Where subduction occurs under a continent, a string of volcanoes may form inland over the top of the subduction zone. The Cascade volcanoes in the American northwest are an example. Where subduction occurs in oceanic regions, a volcanic island arc forms. The islands of Japan and the Aleutian Islands are examples. A vast circle of volcanic activity, nicknamed the "ring of fire," surrounds the Pacific plate where it subducts under Asia, Australia, and the Americas. A subduction zone at the eastern end of the Caribbean Sea gave rise to the volcanoes that formed the Lesser Antilles, including the island of Martinique. (See the “Puerto Rico Trench in the illustration below.) You may recall the earlier illustration which showed the volcanic ridges in the Caribbean formed by the North American plate converging on the Caribbean plate and sliding underneath to create a subduction zone.

Answer: They are both located in the Pacific "ring of fire."

Question: What does Mount St. Helens in the Northwestern United States, which erupted in 1980, have in common with Mount Pinatubo on Luzon Island in the Philippines, which erupted in 1991?

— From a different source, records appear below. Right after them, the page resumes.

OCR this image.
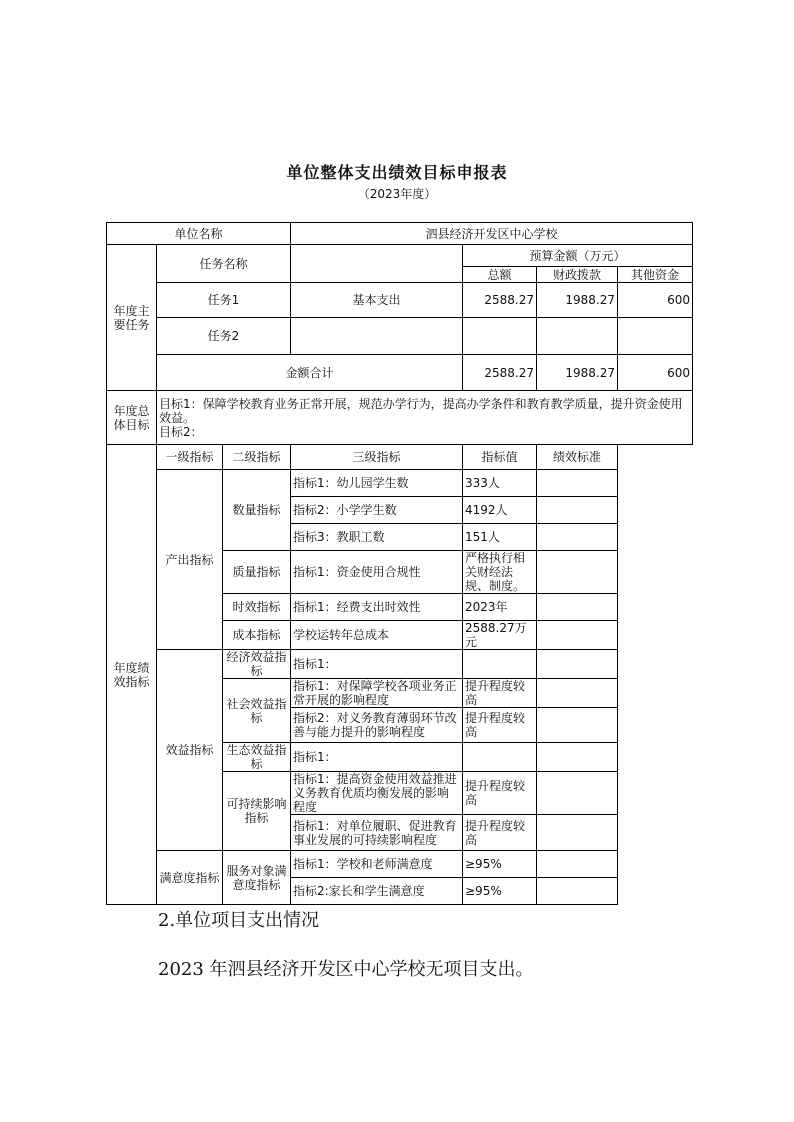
单位整体支出绩效目标申报表
（2023年度）
单位名称			泗县经济开发区中心学校			
年度主要任务	任务名称			预算金额（万元）		
				总额	财政拨款	其他资金
	任务1		基本支出	2588.27	1988.27	600
	任务2					
	金额合计			2588.27	1988.27	600

年度总体目标	目标1：保障学校教育业务正常开展，规范办学行为，提高办学条件和教育教学质量，提升资金使用效益。
目标2：					

年度绩效指标	一级指标	二级指标	三级指标	指标值	绩效标准	
	产出指标	数量指标	指标1：幼儿园学生数	333人		
			指标2：小学学生数	4192人		
			指标3：教职工数	151人		
		质量指标	指标1：资金使用合规性	严格执行相关财经法规、制度。		
		时效指标	指标1：经费支出时效性	2023年		
		成本指标	学校运转年总成本	2588.27万元		
	效益指标	经济效益指标	指标1：			
		社会效益指标	指标1：对保障学校各项业务正常开展的影响程度	提升程度较高		
			指标2：对义务教育薄弱环节改善与能力提升的影响程度	提升程度较高		
		生态效益指标	指标1：			
		可持续影响指标	指标1：提高资金使用效益推进义务教育优质均衡发展的影响程度	提升程度较高		
			指标1：对单位履职、促进教育事业发展的可持续影响程度	提升程度较高		

	满意度指标	服务对象满意度指标	指标1：学校和老师满意度	≥95%		
			指标2:家长和学生满意度	≥95%		
2.单位项目支出情况
2023 年泗县经济开发区中心学校无项目支出。
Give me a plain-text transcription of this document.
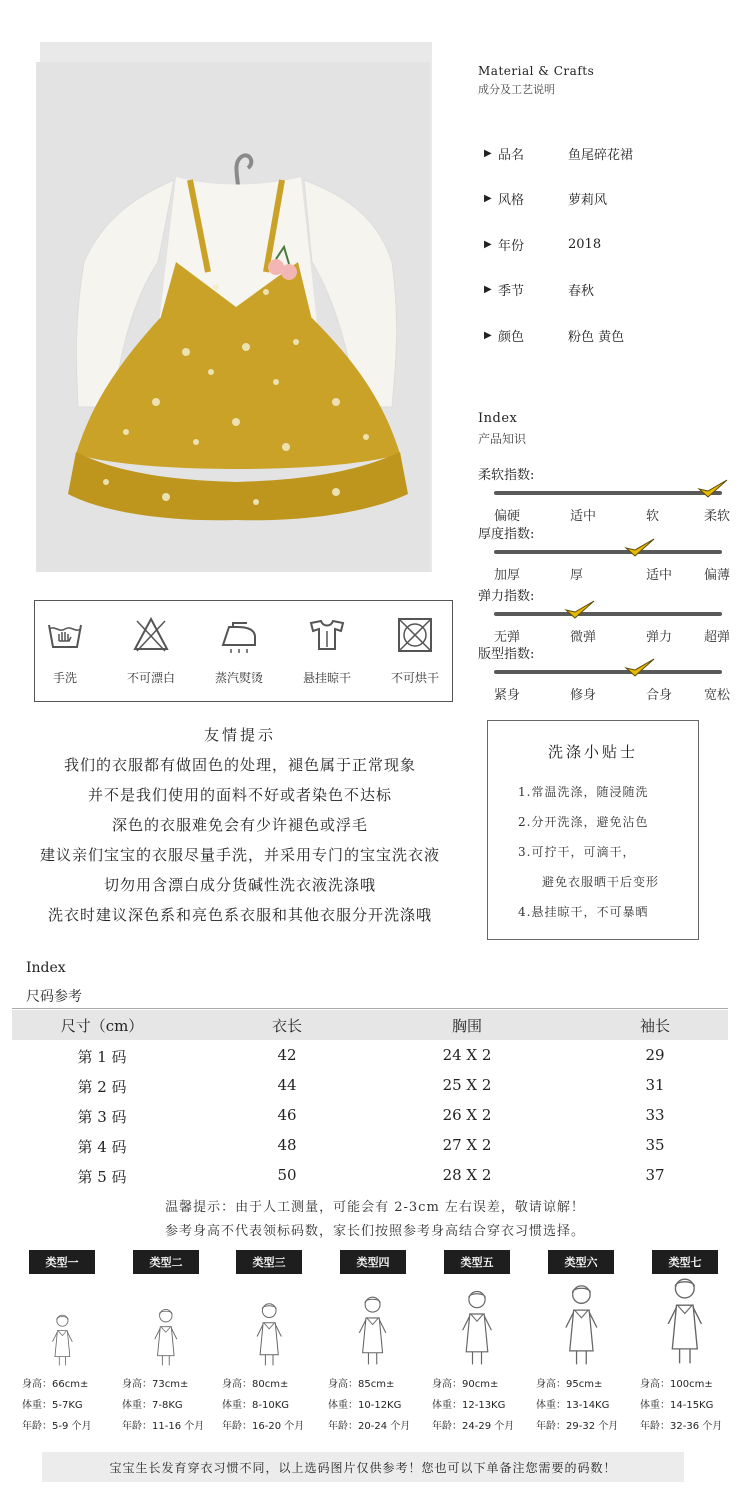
Material & Crafts
成分及工艺说明
▶ 品名	鱼尾碎花裙
▶ 风格	萝莉风
▶ 年份	2018
▶ 季节	春秋
▶ 颜色	粉色 黄色
Index
产品知识
柔软指数:
偏硬	适中	软	柔软
厚度指数:
加厚	厚	适中 偏薄
弹力指数:
无弹	微弹	弹力 超弹
版型指数:
紧身	修身	合身 宽松
手洗	不可漂白	蒸汽熨烫	悬挂晾干	不可烘干
友情提示
我们的衣服都有做固色的处理，褪色属于正常现象
并不是我们使用的面料不好或者染色不达标
深色的衣服难免会有少许褪色或浮毛
建议亲们宝宝的衣服尽量手洗，并采用专门的宝宝洗衣液
切勿用含漂白成分货碱性洗衣液洗涤哦
洗衣时建议深色系和亮色系衣服和其他衣服分开洗涤哦
洗涤小贴士
1.常温洗涤，随浸随洗
2.分开洗涤，避免沾色
3.可拧干，可滴干，
避免衣服晒干后变形
4.悬挂晾干，不可暴晒
Index
尺码参考
尺寸（cm）	衣长	胸围	袖长
第 1 码	42	24 X 2	29
第 2 码	44	25 X 2	31
第 3 码	46	26 X 2	33
第 4 码	48	27 X 2	35
第 5 码	50	28 X 2	37
温馨提示：由于人工测量，可能会有 2-3cm 左右误差，敬请谅解！
参考身高不代表领标码数，家长们按照参考身高结合穿衣习惯选择。
类型一
身高：66cm±
体重：5-7KG
年龄：5-9 个月
类型二
身高：73cm±
体重：7-8KG
年龄：11-16 个月
类型三
身高：80cm±
体重：8-10KG
年龄：16-20 个月
类型四
身高：85cm±
体重：10-12KG
年龄：20-24 个月
类型五
身高：90cm±
体重：12-13KG
年龄：24-29 个月
类型六
身高：95cm±
体重：13-14KG
年龄：29-32 个月
类型七
身高：100cm±
体重：14-15KG
年龄：32-36 个月
宝宝生长发育穿衣习惯不同，以上选码图片仅供参考！您也可以下单备注您需要的码数！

A few volcanoes occur on top of "hot spots" far from the edges of plates. In these spots, columns of hot material from the crust and mantle convect upwards and "burn through" the surface to form volcanoes. As continental plates move over hot spots, the hot material periodically burns through the plate to form a new volcano. The result is a chain of progressively older volcanoes marking the direction of the movement of the plate over the hot spot. The Hawaiian Islands and the geyser activity of Yellowstone National Park were formed in this way.

Of gas and viscosity

When a once sleeping volcano returns to life, the first signs of awakening are often clusters of small earthquakes. These tremors are caused by the magma forcing its way upwards into crevices, cracking the brittle surface rocks, and shoving them aside. Whether there are explosions or slow releases of lava over time depends mostly on two factors: the magma's "viscosity," and the amount of dissolved gases in it. If the viscosity is low, or syrupy, due to lower amounts of silica, the magma flows quickly downhill and forms runny lava flows. If the viscosity is high like toothpaste, due to higher amounts of silica, the magma oozes slowly onto the surface and forms a thick, stubby dome. If the magma contains large amounts of dissolved gases, like steam, the volcano erupts like a bottle of carbonated soda that has been shaken and opened quickly. As the gas-charged magma nears the surface, the pressure drops, and the gas comes out of the super-heated liquid in the form of bubbles that expand so rapidly they create explosions.

Scientists use the word "effusive" to describe volcanoes with flowing magma. The gassy, explosive volcanoes are described as, you guessed it, "explosive."

Now, that's hot...
The hottest recorded temperature for magma is a beyond-blistering 1,200 °C. (2,200 degrees Fahrenheit).

Review Questions

  1. How would a scientist explain the presence of sedimentary rock in the Earth's mantle? What does this have to do with subduction?
  2. Tectonic plates move very, very slowly. Explain why they move.
  3. Explain how the eruption of molten rock onto Earth's surface is part of the rock cycle.